We can then tweak the geometry, feed it back into the model, and repeat the loop—from geometry to physics prediction to optimized geometry. Automating this process lets us perform around 100,000 optimizations a day. In a couple of weeks, that’s millions of designs tested, ensuring we’ve found the best solutions for any given physics problem.
Q: What is the impact of running these models? What opportunities and challenges do we face with artificial intelligence?
Tuluie: LLMs like ChatGPT have drawn criticism for the immense resources required to train them: huge compute power, water for cooling, and millions of dollars in cost. Our models are very different. They’re specialized, trained on smaller but far higher-quality datasets, so training costs and resource use are just a fraction of what LLMs require. And the benefits are tangible: A small aerodynamic improvement on an aircraft can translate into major fuel savings—cutting carbon emissions far beyond the footprint of training the model itself.
At PhysicsX, one of our founding principles is that our work must make a measurable, positive difference in the world.

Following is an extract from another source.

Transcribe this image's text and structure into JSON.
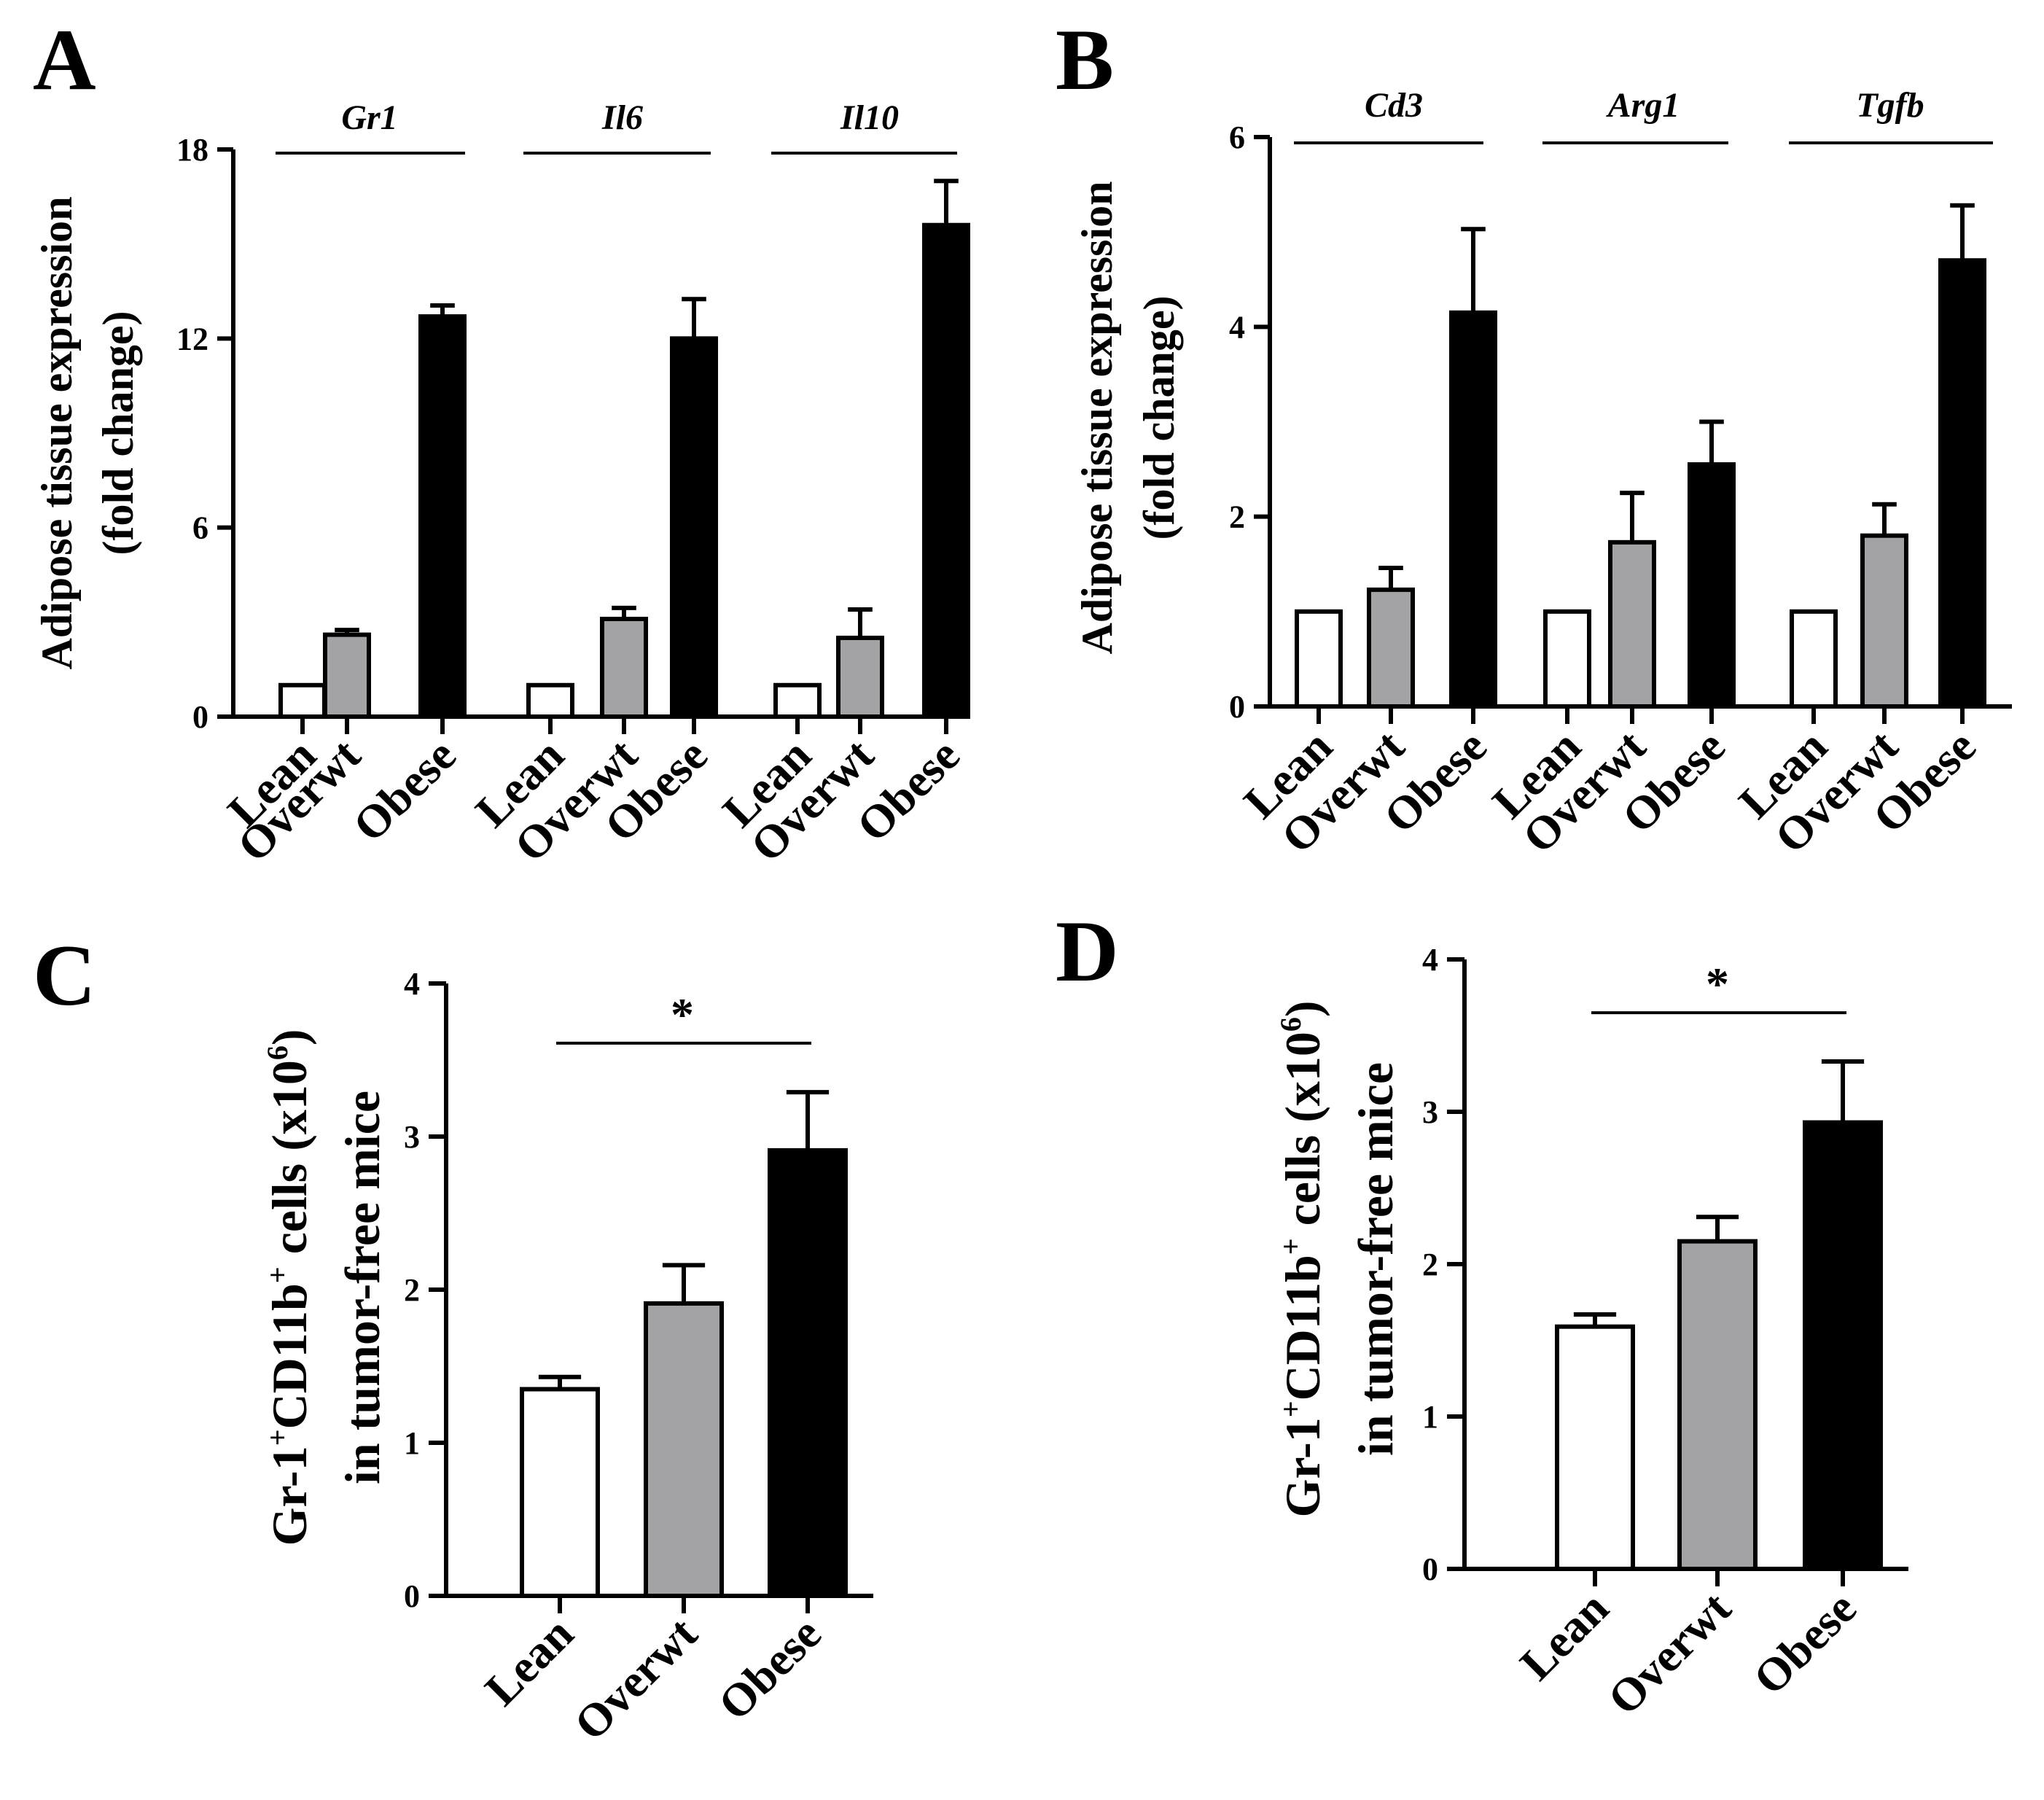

Reducing CO₂ emissions through better design is core to that mission.
AI is an extraordinary gift—and a profound responsibility. Humanity has faced such moments before: nuclear energy, space exploration, the internet. Each has brought both progress and some peril. How we handle this one, whether we can focus our collective creativity on using AI for good, will define us. I hope we can continue developing it with care, integrity, and purpose.
Q: Do you have any advice for current students?
Tuluie: Whether you’re an undergraduate or graduate student, stay curious—and go deep. Learn how the scientific process works and apply it everywhere, not just in science. Seek clarity and insight in everything you do. Develop your mind as the analytical engine it is but also cultivate empathy and integrity. We’ll need both to navigate the challenges ahead. If you can do that, the world is your oyster. You’ll be ready to tackle the hardest problems and make a real, lasting dent in the universe.